Ralph Cat is a Genius


Photo: Ralph, with coursework. But not his coursework, obviously.

A University Degree is a funny thing – a bit of paper that can, under some circumstances, make a difference to both one’s credibility and one’s bank account. But then all degrees – not to mention doctorates – are not created equal. Specifically, some are granted by accredited institutions.

In the UK, the Education Reform Act of 1988 (section 214, here) dictates which institutions can legally grant a degree, and makes it an offence for an unaccredited institution to do so. In the United States and many other territories there is no such law. This means that you can, for a fee, acquire all manner of interesting qualifications that might be said to overstate one’s professional or academic achievements.

And so to Ralph.

Ralph H Cat, Esq, is a clever cat. He can, for example, open doors by hanging from the handle. Some might think this qualifies him for a degree, and as it turns out there are institutions that agree. Armed with his very own Gmail address, a fake address in Central London, a phone number (Ofcom handily provides dummy numbers for dramatic use) and a date of birth (his real age converted to human years with this chart) he set about obtaining his High School  Diploma – after all, you have to start somewhere.

The institution in question – carefully chosen by clicking a Google advert that appears when you search for “buy degree” – issues “life experience” degrees so applicants can “Receive a College Degree for What You Already Know”. This makes the application process rather less strenuous than the one I had to go through via UCAS. The applicant is asked to “Briefly type the work or life experience that qualifies you for this degree.”

Here’s Ralph’s life experience, as submitted for consideration:

“Since leaving home I have spent the last three years looking after my brother, Hunter, who has limited mental capabilities and requires regular assistance with everyday tasks. We share an apartment together. Besides looking after him, I have a keen interest in food and sports – particularly soccer. I am also a keen hunter, although with limited opportunities to get out of the apartment (it’s hard to leave Hunter) this hobby is tricky to pursue.”

Naturally, as Ralph is a Good Cat, it is all true. He did leave home (in a cat carrier) and lives with Hunter, who isn’t terribly bright (he tries to hunt snowflakes) and does indeed need help with many cat-like tasks. They do share (our) apartment. Ralph loves watching football, or pretty much anything on TV, and hunts wasps, flies and other insects. In short, Ralph has lived a fairly average life as a London housecat. He has not, however, learned anything to merit a High School Diploma.

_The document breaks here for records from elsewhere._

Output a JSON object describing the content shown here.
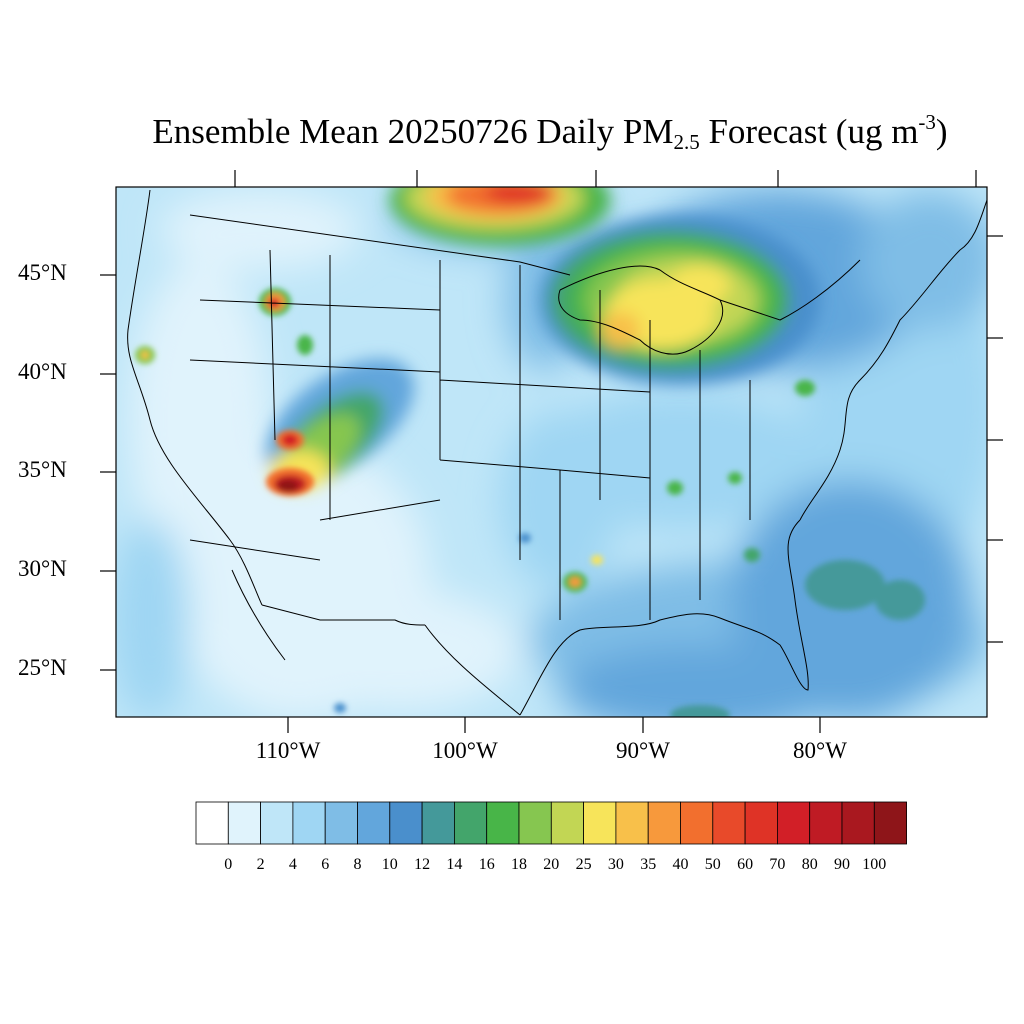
{
  "title": {
    "main": "Ensemble Mean 20250726 Daily PM",
    "sub": "2.5",
    "rest": " Forecast (ug m",
    "sup": "-3",
    "end": ")"
  },
  "lat_labels": [
    "45°N",
    "40°N",
    "35°N",
    "30°N",
    "25°N"
  ],
  "lon_labels": [
    "110°W",
    "100°W",
    "90°W",
    "80°W"
  ],
  "colorbar": {
    "labels": [
      "0",
      "2",
      "4",
      "6",
      "8",
      "10",
      "12",
      "14",
      "16",
      "18",
      "20",
      "25",
      "30",
      "35",
      "40",
      "50",
      "60",
      "70",
      "80",
      "90",
      "100"
    ],
    "colors": [
      "#ffffff",
      "#e0f3fc",
      "#bfe6f8",
      "#9fd6f3",
      "#7fbde6",
      "#62a6dc",
      "#4a8fcc",
      "#44999a",
      "#43a56b",
      "#48b548",
      "#86c650",
      "#c2d654",
      "#f7e45a",
      "#f8c04a",
      "#f7993c",
      "#f26f2e",
      "#e84a2a",
      "#df3326",
      "#d21f27",
      "#bf1b24",
      "#a9181f",
      "#8e1519"
    ]
  },
  "map_data": {
    "background_level": "2-4 ug m-3",
    "hotspots": [
      {
        "name": "Northern Arizona",
        "lon": -110.0,
        "lat": 34.3,
        "level": ">100"
      },
      {
        "name": "Southwest Colorado",
        "lon": -108.5,
        "lat": 36.6,
        "level": "50-70"
      },
      {
        "name": "Southern Manitoba / Ontario",
        "lon": -97.0,
        "lat": 49.0,
        "level": "50-80"
      },
      {
        "name": "Great Lakes region",
        "lon": -85.5,
        "lat": 44.0,
        "level": "25-35"
      },
      {
        "name": "Central Idaho",
        "lon": -110.8,
        "lat": 43.7,
        "level": "50-70"
      },
      {
        "name": "Northern California",
        "lon": -118.4,
        "lat": 40.9,
        "level": "20-25"
      },
      {
        "name": "Louisiana",
        "lon": -93.5,
        "lat": 29.5,
        "level": "30-40"
      },
      {
        "name": "Western Gulf of Mexico / Atlantic",
        "lon": -78.0,
        "lat": 29.0,
        "level": "12-16"
      }
    ]
  }
}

Nonetheless, within 24 hours – success! Ralph not only qualified, but was also offered a place on a scholarship programme, giving him a discount on the, er, “programme” fees. Here’s the confirmation, as presented by the website (click for full size):

Which is lovely, and makes me terribly proud. But although it was tempting to pay $203 and get this qualification, as a pushy parent I couldn’t help but hold greater aspirations for my furball. So I applied again, but this time for something a little trickier: a Bachelor’s Degree in Social and Behavioural Sciences, Cum Laude. The application form had conveniently saved Ralph’s CV, so it took a matter of seconds. And lo, just a few minutes later (again, click for full size):

I have to admit to being slightly sceptical – after all, surely no degree can be granted in less than five minutes based on a one paragraph life story. Perhaps this was an unfortunate system glitch? Fortunately the online chat tool was there to set my mind at ease:

All Ralph now has to do is pay $499, either by credit card or by cheque via what appears to be a mail forwarding address in Santa Monica, and he’ll have a BSc. What a clever kitty!

As tempting as it is to get Ralph’s name up in lights on the Wikipedia page “List of animals with fraudulent diplomas“, though, I don’t think I’ll be writing off the best part of £350 for a worthless qualification. After all, Ralph is unlikely to ever apply for a job other than as my housecat and moth-slayer extraordinaire, and I know he’s a smart cookie. And in any case, he’s decided to take a Gap Year to go travelling first – he’s even found a rucksac.

Please note that I haven’t named or linked the institution in question here, either – partly because I don’t have the time to fend off lawyers should it become litigate-y, and partly because even the most cursory glance at its website is enough to tell anyone that it’s nonsense. One US Government website names it as a diploma mill that is suspected to operate from the UAE.